A service-oriented architecture (SOA) allows you to govern
your processes and services in a secure and efficient way. This section
covers the concept of governance in an SOA, and how the ESB enables
this concept.
Introduction
In the business world any key
asset needs to be carefully managed in order to get the maximum business
benefit. In other words, key assets need governance.
The life
cycle of a service in an SOA requires governance processes. Governance
processes ensure that standards and policies are enforced, and that
change occurs in a controlled fashion and with the appropriate authority.
Governance
covers the following areas:
- Aligning business goals with information technology goals
- Managing resources
- Managing risk
- Managing performance
- Reducing costs
WebSphere® Service
Registry and Repository (WSRR)
The scope of governance in
an SOA environment extends beyond any single product. However, WSRR
is a powerful enabler for SOA governance, and provides a number of
mechanisms that you can use to implement the governance processes
that have been specified by your business design.
WSRR can be
used with the ESB, and provides the following governance capabilities:
- Business governance. Business governance ensures that your business
processes are legal, auditable, and correctly mapped to information
technology services. Business governance can include the following
features:
- Policy enforcement and change auditing, using a simple policy
life cycle, and status metadata, in the registry.

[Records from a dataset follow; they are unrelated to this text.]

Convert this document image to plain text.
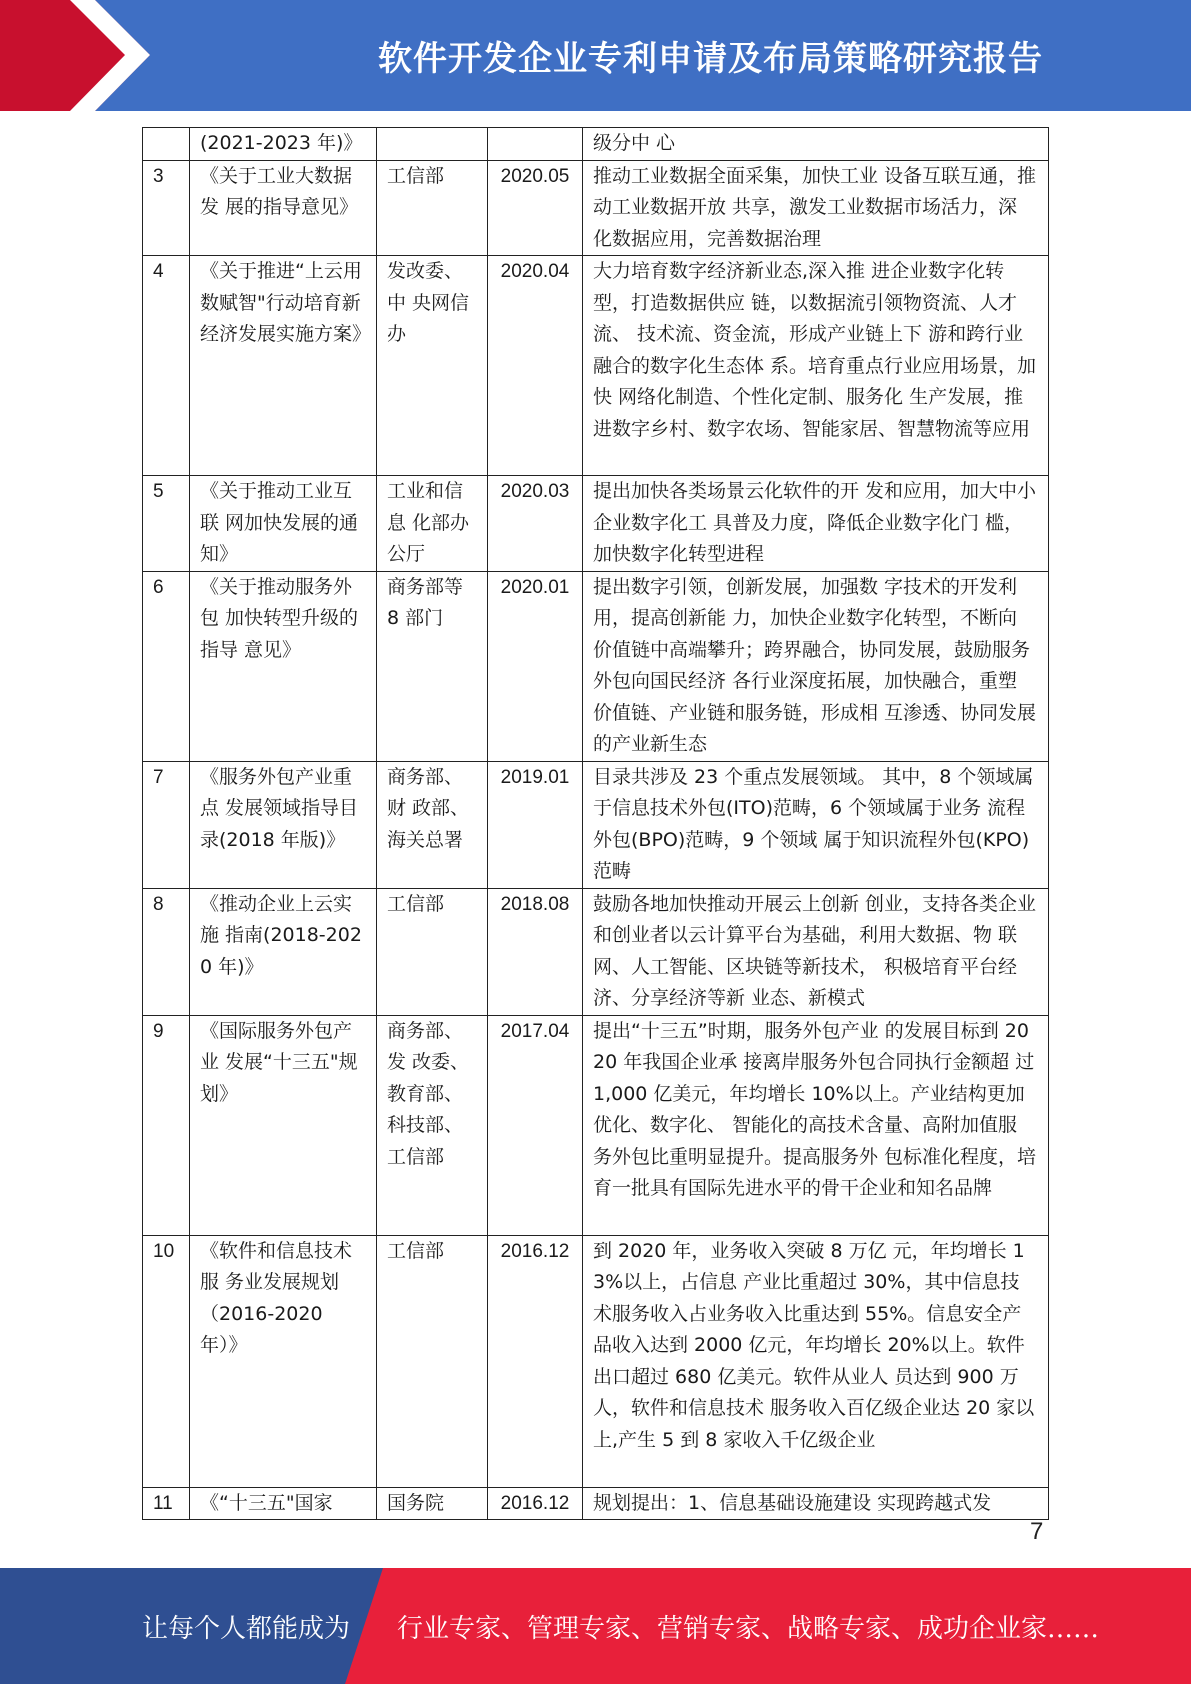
软件开发企业专利申请及布局策略研究报告
	(2021-2023 年)》			级分中 心
3	《关于工业大数据发 展的指导意见》	工信部	2020.05	推动工业数据全面采集，加快工业 设备互联互通，推动工业数据开放 共享，激发工业数据市场活力，深 化数据应用，完善数据治理
4	《关于推进“上云用 数赋智"行动培育新 经济发展实施方案》	发改委、中 央网信办	2020.04	大力培育数字经济新业态,深入推 进企业数字化转型，打造数据供应 链，以数据流引领物资流、人才流、 技术流、资金流，形成产业链上下 游和跨行业融合的数字化生态体 系。培育重点行业应用场景，加快 网络化制造、个性化定制、服务化 生产发展，推进数字乡村、数字农场、智能家居、智慧物流等应用
5	《关于推动工业互联 网加快发展的通知》	工业和信息 化部办公厅	2020.03	提出加快各类场景云化软件的开 发和应用，加大中小企业数字化工 具普及力度，降低企业数字化门 槛，加快数字化转型进程
6	《关于推动服务外包 加快转型升级的指导 意见》	商务部等 8 部门	2020.01	提出数字引领，创新发展，加强数 字技术的开发利用，提高创新能 力，加快企业数字化转型，不断向 价值链中高端攀升；跨界融合，协同发展，鼓励服务外包向国民经济 各行业深度拓展，加快融合，重塑 价值链、产业链和服务链，形成相 互渗透、协同发展的产业新生态
7	《服务外包产业重点 发展领域指导目录(2018 年版)》	商务部、财 政部、海关总署	2019.01	目录共涉及 23 个重点发展领域。 其中，8 个领域属于信息技术外包(ITO)范畴，6 个领域属于业务 流程外包(BPO)范畴，9 个领域 属于知识流程外包(KPO)范畴
8	《推动企业上云实施 指南(2018-2020 年)》	工信部	2018.08	鼓励各地加快推动开展云上创新 创业，支持各类企业和创业者以云计算平台为基础，利用大数据、物 联网、人工智能、区块链等新技术， 积极培育平台经济、分享经济等新 业态、新模式
9	《国际服务外包产业 发展“十三五"规划》	商务部、发 改委、教育部、科技部、工信部	2017.04	提出“十三五”时期，服务外包产业 的发展目标到 2020 年我国企业承 接离岸服务外包合同执行金额超 过 1,000 亿美元，年均增长 10%以上。产业结构更加优化、数字化、 智能化的高技术含量、高附加值服 务外包比重明显提升。提高服务外 包标准化程度，培育一批具有国际先进水平的骨干企业和知名品牌
10	《软件和信息技术服 务业发展规划（2016-2020 年）》	工信部	2016.12	到 2020 年，业务收入突破 8 万亿 元，年均增长 13%以上，占信息 产业比重超过 30%，其中信息技 术服务收入占业务收入比重达到 55%。信息安全产品收入达到 2000 亿元，年均增长 20%以上。软件 出口超过 680 亿美元。软件从业人 员达到 900 万人，软件和信息技术 服务收入百亿级企业达 20 家以 上,产生 5 到 8 家收入千亿级企业
11	《“十三五"国家	国务院	2016.12	规划提出：1、信息基础设施建设 实现跨越式发
7
让每个人都能成为 行业专家、管理专家、营销专家、战略专家、成功企业家……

- Security to control who can change policies and who can register
service providers. WSRR gives you security-based and role-based access
control, to metadata managed in the registry.
- Information technology governance. Information technology governance
ensures that updated systems perform as intended, and that no other
systems are impacted. Information technology can include the following
feature:
- Life cycle management allows you to categorize services as being
in different states. For example, model, assemble, deploy, and manage.

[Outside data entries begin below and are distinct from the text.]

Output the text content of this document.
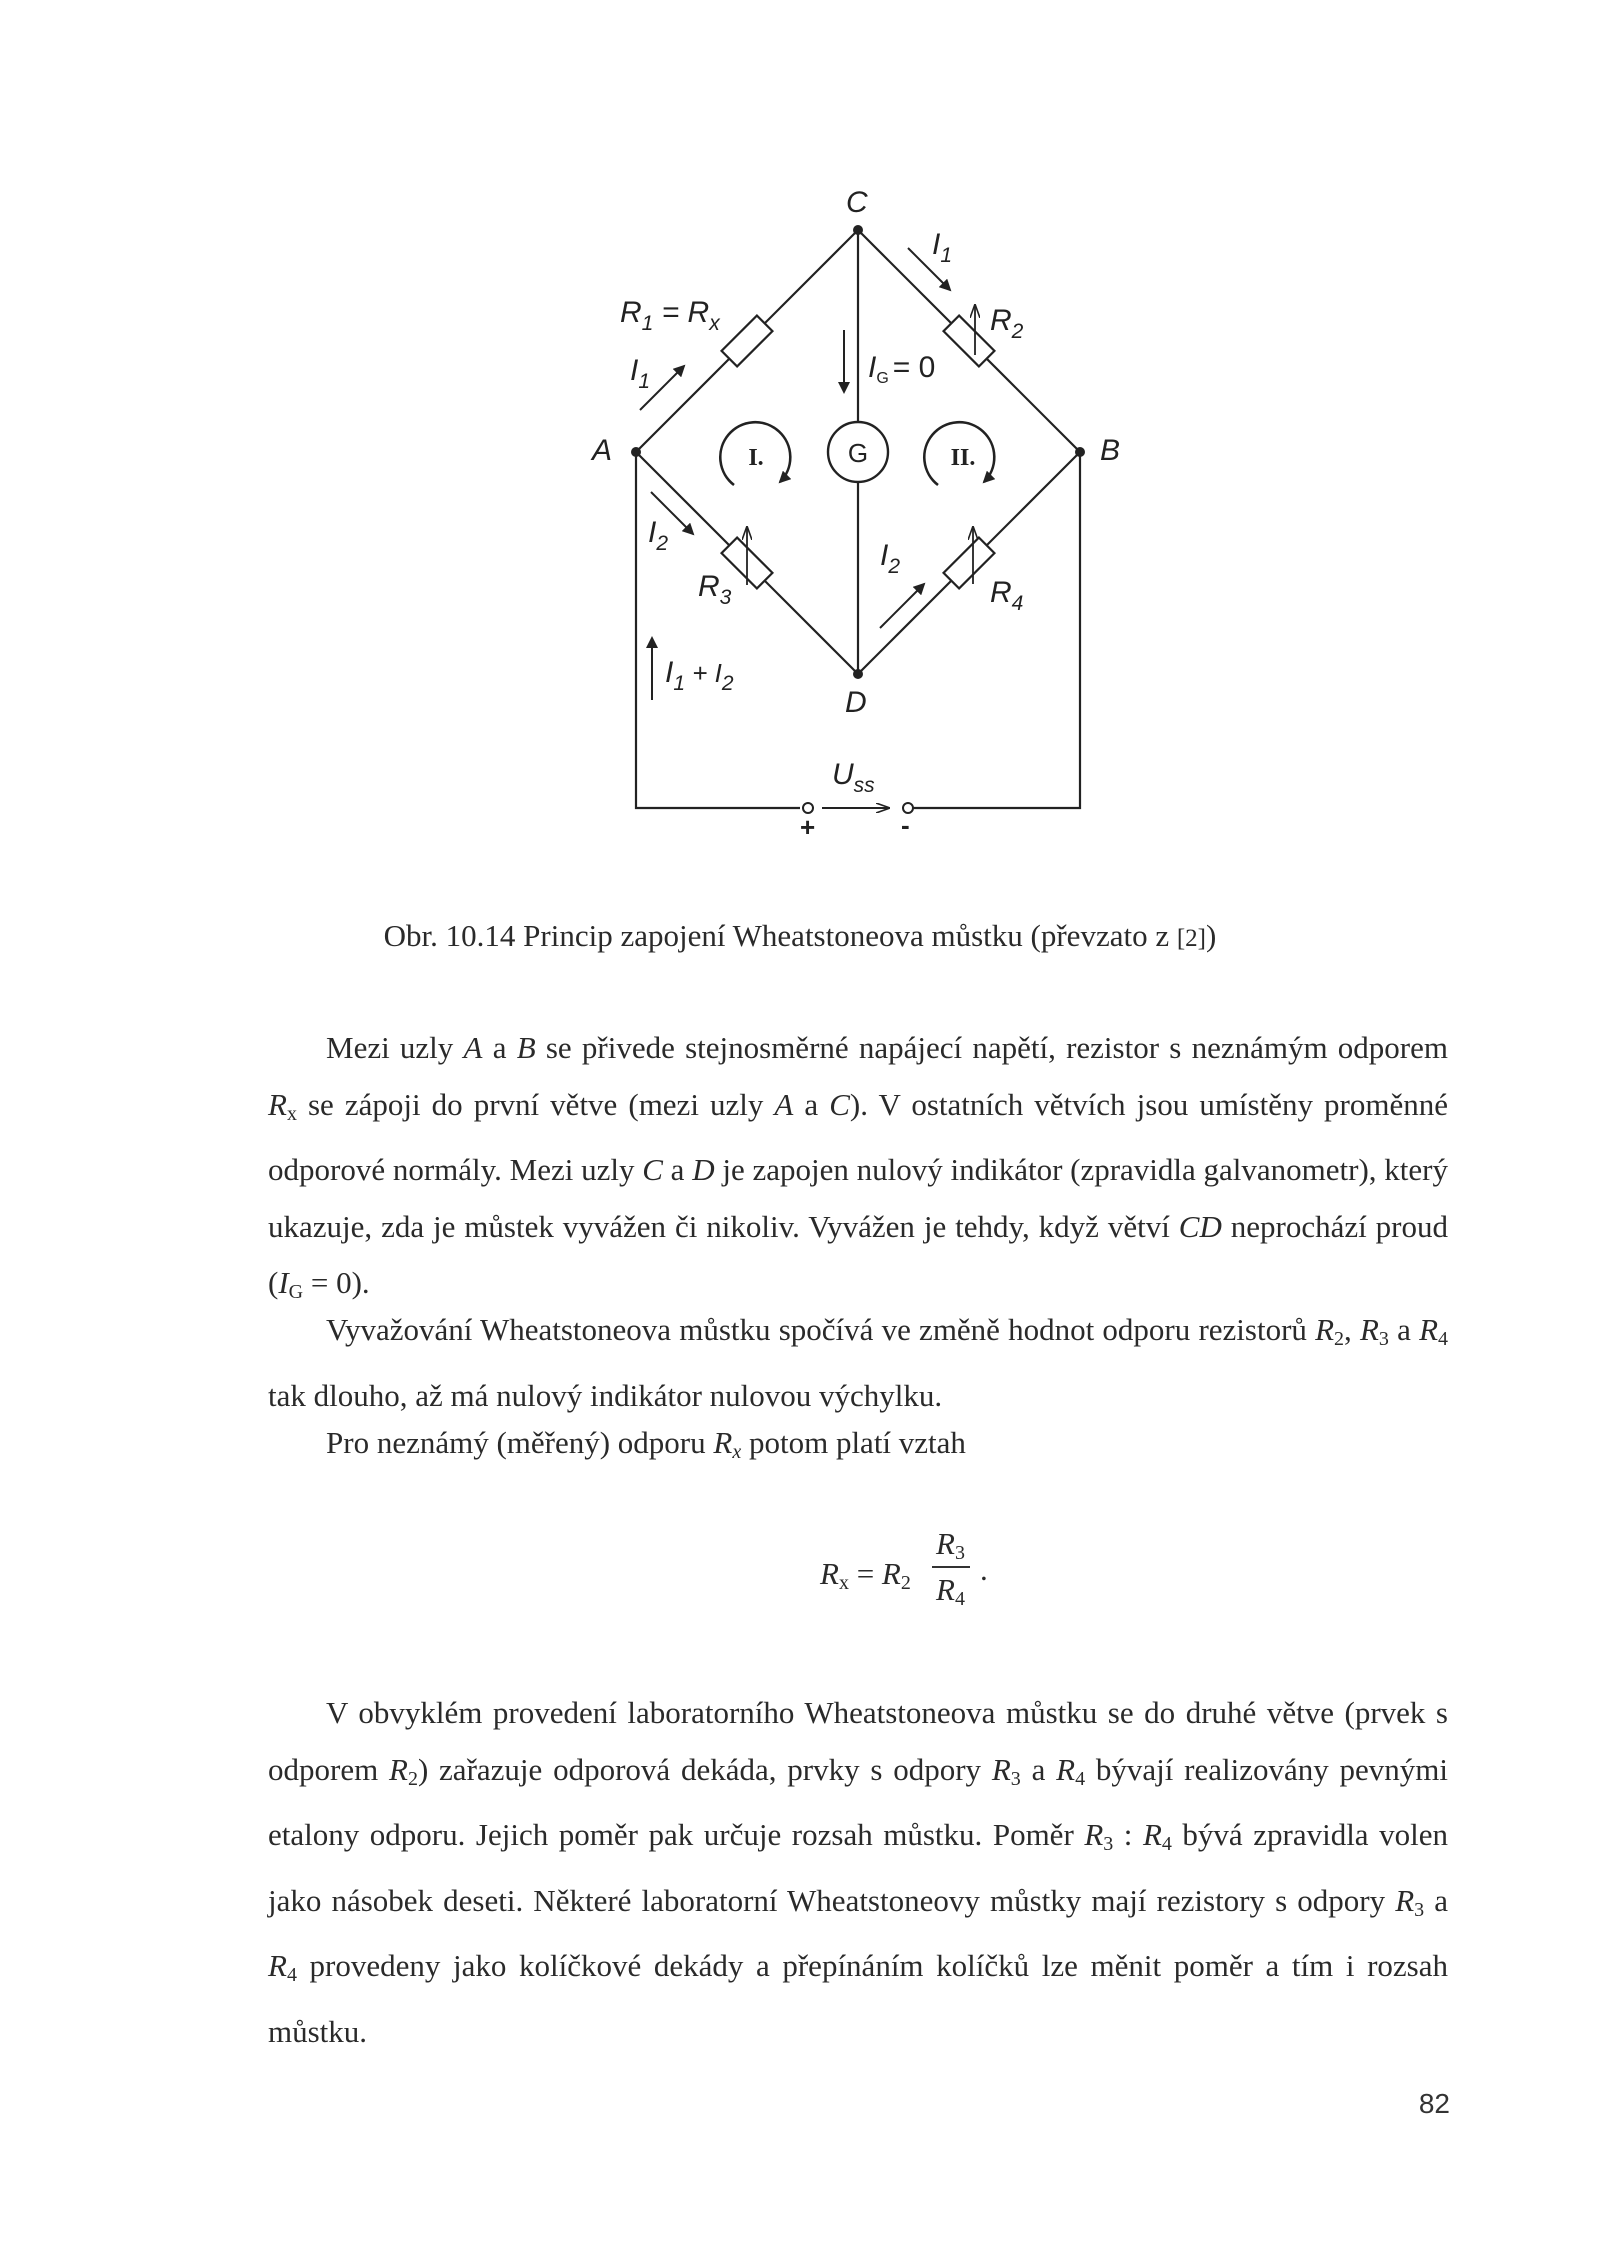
G
I.	II.
C
A	B
D
$R_1 = R_x$	$R_2$
$R_3$	$R_4$
$I_1$
$I_1$
$I_2$	$I_2$
$I_G = 0$
$I_1 + I_2$
$U_{ss}$
+	-
Obr. 10.14 Princip zapojení Wheatstoneova můstku (převzato z [2])
Mezi uzly A a B se přivede stejnosměrné napájecí napětí, rezistor s neznámým odporem $R_x$ se zápoji do první větve (mezi uzly A a C). V ostatních větvích jsou umístěny proměnné odporové normály. Mezi uzly C a D je zapojen nulový indikátor (zpravidla galvanometr), který ukazuje, zda je můstek vyvážen či nikoliv. Vyvážen je tehdy, když větví CD neprochází proud $(I_G = 0)$.
Vyvažování Wheatstoneova můstku spočívá ve změně hodnot odporu rezistorů $R_2$, $R_3$ a $R_4$ tak dlouho, až má nulový indikátor nulovou výchylku.
Pro neznámý (měřený) odporu $R_x$ potom platí vztah
$R_x = R_2$
$R_3$
$R_4$
.
V obvyklém provedení laboratorního Wheatstoneova můstku se do druhé větve (prvek s odporem $R_2$) zařazuje odporová dekáda, prvky s odpory $R_3$ a $R_4$ bývají realizovány pevnými etalony odporu. Jejich poměr pak určuje rozsah můstku. Poměr $R_3$ : $R_4$ bývá zpravidla volen jako násobek deseti. Některé laboratorní Wheatstoneovy můstky mají rezistory s odpory $R_3$ a $R_4$ provedeny jako kolíčkové dekády a přepínáním kolíčků lze měnit poměr a tím i rozsah můstku.
82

Life cycle status is held in the registry. You can use the life cycle
status to filter the visibility of services, according to usage and
context. You can define a life cycle that includes the categories
required by your organization.
Using WSRR with the ESB
In order for the
run time to make use of an existing WSRR registry, you need to take
the following steps:
- Create and configure an SCA module that uses the registry.
The
integration developer creates a mediation flow that contains an Endpoint
Lookup mediation primitive or a Policy Resolution mediation primitive,
and exports the module in an enterprise archive (EAR) file.
Note: The
governance state is specified on the Classification property
of the mediation primitives.
- Add the appropriate service endpoints, or mediation policies,
to the registry.
The WSRR administrator loads documents (for example,
WSDL or SCA module documents) for the services and policies you want
to use.
- Make the appropriate WSRR objects governed.
After the WSRR
administrator has made an object governed, the object can be moved
from one life cycle state to another. This means that you can store
both production level and test level objects in one registry, or store
production level versions in the same registry.

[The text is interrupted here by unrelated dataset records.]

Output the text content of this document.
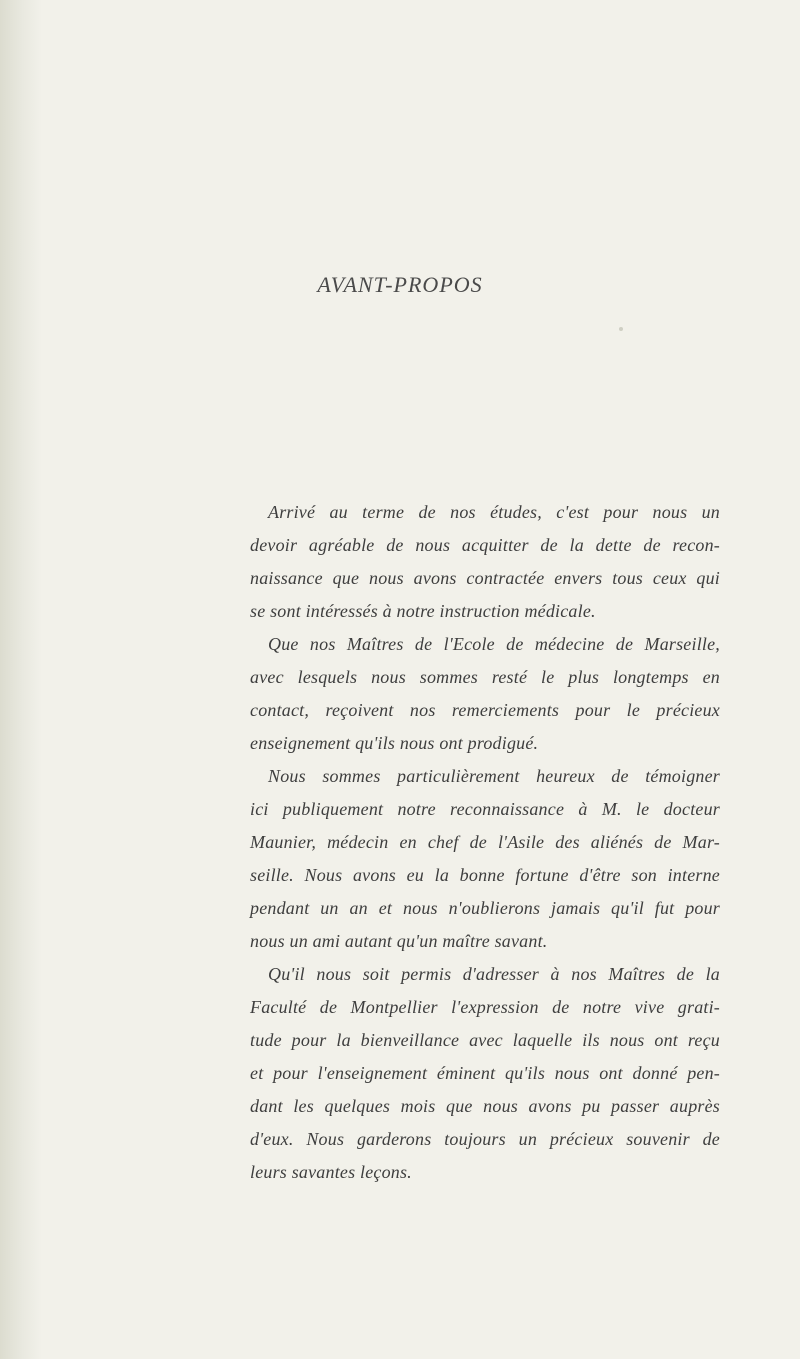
AVANT-PROPOS
Arrivé au terme de nos études, c'est pour nous un
devoir agréable de nous acquitter de la dette de recon-
naissance que nous avons contractée envers tous ceux qui
se sont intéressés à notre instruction médicale.
Que nos Maîtres de l'Ecole de médecine de Marseille,
avec lesquels nous sommes resté le plus longtemps en
contact, reçoivent nos remerciements pour le précieux
enseignement qu'ils nous ont prodigué.
Nous sommes particulièrement heureux de témoigner
ici publiquement notre reconnaissance à M. le docteur
Maunier, médecin en chef de l'Asile des aliénés de Mar-
seille. Nous avons eu la bonne fortune d'être son interne
pendant un an et nous n'oublierons jamais qu'il fut pour
nous un ami autant qu'un maître savant.
Qu'il nous soit permis d'adresser à nos Maîtres de la
Faculté de Montpellier l'expression de notre vive grati-
tude pour la bienveillance avec laquelle ils nous ont reçu
et pour l'enseignement éminent qu'ils nous ont donné pen-
dant les quelques mois que nous avons pu passer auprès
d'eux. Nous garderons toujours un précieux souvenir de
leurs savantes leçons.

- Optional: Configure the WSRR entities.
The WSRR
administrator might need to take other actions, depending on what
the integration developer has created. For example, on the Endpoint
Lookup primitive there might be user-defined properties; these properties
let mediation flows retrieve service endpoints that meet specific
conditions. In this case, the WSRR administrator would need to create
custom properties with a key and a value.
- Create and configure a registry definition in the runtime environment.
The
runtime administrator creates a WSRR definition so that the run time
knows which instance of WSRR to access. If you are using a secured
WSRR, the runtime administrator needs to specify an authentication
alias.
- Deploy the SCA module.
The runtime administrator installs the
EAR file containing the mediation flow.